DURHAM, N.C. (WNCN) — As COVID-19 restrictions ease, some people are excited to get back to a more normal life, but not everyone.
Psychologists say many people are experiencing anxiety about returning to work, school, or even the grocery store.
While some people can’t wait to rip off their masks and gather in groups, others are much less comfortable with crowds or indoor activities, even if the state allows them.
“If you’re feeling some anxiety about the reopening, you are right in line with many, many people,” explained Dr. Robin Gurwitch, a Duke psychologist.
A recent survey by the American Psychological Association found nearly half of people feel uneasy about adjusting to in-person interaction after the pandemic.

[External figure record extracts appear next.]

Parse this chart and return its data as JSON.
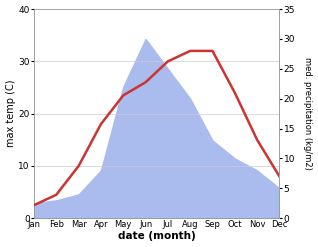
{
  "months": [
    "Jan",
    "Feb",
    "Mar",
    "Apr",
    "May",
    "Jun",
    "Jul",
    "Aug",
    "Sep",
    "Oct",
    "Nov",
    "Dec"
  ],
  "temperature": [
    2.5,
    4.5,
    10.0,
    18.0,
    23.5,
    26.0,
    30.0,
    32.0,
    32.0,
    24.0,
    15.0,
    8.0
  ],
  "precipitation": [
    2.5,
    3.0,
    4.0,
    8.0,
    22.0,
    30.0,
    25.0,
    20.0,
    13.0,
    10.0,
    8.0,
    5.0
  ],
  "temp_color": "#cc3333",
  "precip_color": "#aabbee",
  "temp_ylim": [
    0,
    40
  ],
  "precip_ylim": [
    0,
    35
  ],
  "temp_yticks": [
    0,
    10,
    20,
    30,
    40
  ],
  "precip_yticks": [
    0,
    5,
    10,
    15,
    20,
    25,
    30,
    35
  ],
  "xlabel": "date (month)",
  "ylabel_left": "max temp (C)",
  "ylabel_right": "med. precipitation (kg/m2)",
  "grid_color": "#cccccc"
}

“We’ve been out of our regular routine for such a long time that this new routine actually seems to be the norm,” noted Gurwitch. “So, it’s true for children and it’s true for adults, that as we ease back in that anxiety may ramp up just a little bit.”

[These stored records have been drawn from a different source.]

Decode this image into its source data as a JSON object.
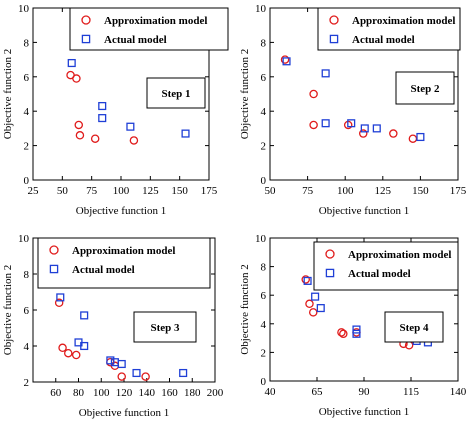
{
  "chart_data": [
    {
      "type": "scatter",
      "step_label": "Step 1",
      "xlabel": "Objective function 1",
      "ylabel": "Objective function 2",
      "xlim": [
        25,
        175
      ],
      "ylim": [
        0,
        10
      ],
      "xticks": [
        25,
        50,
        75,
        100,
        125,
        150,
        175
      ],
      "yticks": [
        0,
        2,
        4,
        6,
        8,
        10
      ],
      "legend_position": "top-right",
      "series": [
        {
          "name": "Approximation model",
          "marker": "circle",
          "color": "#e01b1b",
          "points": [
            [
              57,
              6.1
            ],
            [
              62,
              5.9
            ],
            [
              64,
              3.2
            ],
            [
              65,
              2.6
            ],
            [
              78,
              2.4
            ],
            [
              111,
              2.3
            ]
          ]
        },
        {
          "name": "Actual model",
          "marker": "square",
          "color": "#1f3fd6",
          "points": [
            [
              58,
              6.8
            ],
            [
              84,
              4.3
            ],
            [
              84,
              3.6
            ],
            [
              108,
              3.1
            ],
            [
              155,
              2.7
            ]
          ]
        }
      ]
    },
    {
      "type": "scatter",
      "step_label": "Step 2",
      "xlabel": "Objective function 1",
      "ylabel": "Objective function 2",
      "xlim": [
        50,
        175
      ],
      "ylim": [
        0,
        10
      ],
      "xticks": [
        50,
        75,
        100,
        125,
        150,
        175
      ],
      "yticks": [
        0,
        2,
        4,
        6,
        8,
        10
      ],
      "legend_position": "top-right",
      "series": [
        {
          "name": "Approximation model",
          "marker": "circle",
          "color": "#e01b1b",
          "points": [
            [
              60,
              7.0
            ],
            [
              79,
              5.0
            ],
            [
              79,
              3.2
            ],
            [
              102,
              3.2
            ],
            [
              112,
              2.7
            ],
            [
              132,
              2.7
            ],
            [
              145,
              2.4
            ]
          ]
        },
        {
          "name": "Actual model",
          "marker": "square",
          "color": "#1f3fd6",
          "points": [
            [
              61,
              6.9
            ],
            [
              87,
              6.2
            ],
            [
              87,
              3.3
            ],
            [
              104,
              3.3
            ],
            [
              113,
              3.0
            ],
            [
              121,
              3.0
            ],
            [
              150,
              2.5
            ]
          ]
        }
      ]
    },
    {
      "type": "scatter",
      "step_label": "Step 3",
      "xlabel": "Objective function 1",
      "ylabel": "Objective function 2",
      "xlim": [
        40,
        200
      ],
      "ylim": [
        2,
        10
      ],
      "xticks": [
        60,
        80,
        100,
        120,
        140,
        160,
        180,
        200
      ],
      "yticks": [
        2,
        4,
        6,
        8,
        10
      ],
      "legend_position": "top-left",
      "series": [
        {
          "name": "Approximation model",
          "marker": "circle",
          "color": "#e01b1b",
          "points": [
            [
              63,
              6.4
            ],
            [
              66,
              3.9
            ],
            [
              71,
              3.6
            ],
            [
              78,
              3.5
            ],
            [
              108,
              3.1
            ],
            [
              112,
              2.9
            ],
            [
              118,
              2.3
            ],
            [
              139,
              2.3
            ]
          ]
        },
        {
          "name": "Actual model",
          "marker": "square",
          "color": "#1f3fd6",
          "points": [
            [
              64,
              6.7
            ],
            [
              85,
              5.7
            ],
            [
              80,
              4.2
            ],
            [
              85,
              4.0
            ],
            [
              108,
              3.2
            ],
            [
              112,
              3.1
            ],
            [
              118,
              3.0
            ],
            [
              131,
              2.5
            ],
            [
              172,
              2.5
            ]
          ]
        }
      ]
    },
    {
      "type": "scatter",
      "step_label": "Step 4",
      "xlabel": "Objective function 1",
      "ylabel": "Objective function 2",
      "xlim": [
        40,
        140
      ],
      "ylim": [
        0,
        10
      ],
      "xticks": [
        40,
        65,
        90,
        115,
        140
      ],
      "yticks": [
        0,
        2,
        4,
        6,
        8,
        10
      ],
      "legend_position": "top-right",
      "series": [
        {
          "name": "Approximation model",
          "marker": "circle",
          "color": "#e01b1b",
          "points": [
            [
              59,
              7.1
            ],
            [
              61,
              5.4
            ],
            [
              63,
              4.8
            ],
            [
              78,
              3.4
            ],
            [
              79,
              3.3
            ],
            [
              86,
              3.4
            ],
            [
              107,
              3.2
            ],
            [
              111,
              2.6
            ],
            [
              114,
              2.5
            ]
          ]
        },
        {
          "name": "Actual model",
          "marker": "square",
          "color": "#1f3fd6",
          "points": [
            [
              60,
              7.0
            ],
            [
              64,
              5.9
            ],
            [
              67,
              5.1
            ],
            [
              86,
              3.6
            ],
            [
              86,
              3.3
            ],
            [
              112,
              3.4
            ],
            [
              115,
              3.3
            ],
            [
              118,
              2.8
            ],
            [
              124,
              2.7
            ]
          ]
        }
      ]
    }
  ]
}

Gurwitch said taking things slowly may help.
“Maybe instead of going to a large store, I go to a smaller grocery store at an off-hour. It may be, I’d get together with some close friends instead of going out to a restaurant,” she suggested. “Take those small steps. Assess how you’re feeling about it and move forward.”
She says getting back to more pre-pandemic activities will bring strong feelings for some.
“There’s going to be a whole range of emotions, from those really positive, but you may have some people also feeling pretty angry that if x, y, and z had happened, maybe the number of deaths wouldn’t have occurred or maybe we would’ve been able to do this faster,” said Gurwitch, adding, “If you have, over the course of the pandemic, also experienced the loss a friend or a loved one, as things start opening back up there’s going to be some reminders of who is not with you.”
She noted that people have different comfort levels, different experiences, and different health situations that may guide their choices, and it’s important to respect each other, and give everyone time and space to adjust.
“Go with what feels comfortable for you,” Gurwitch said. “And be kind and compassionate.”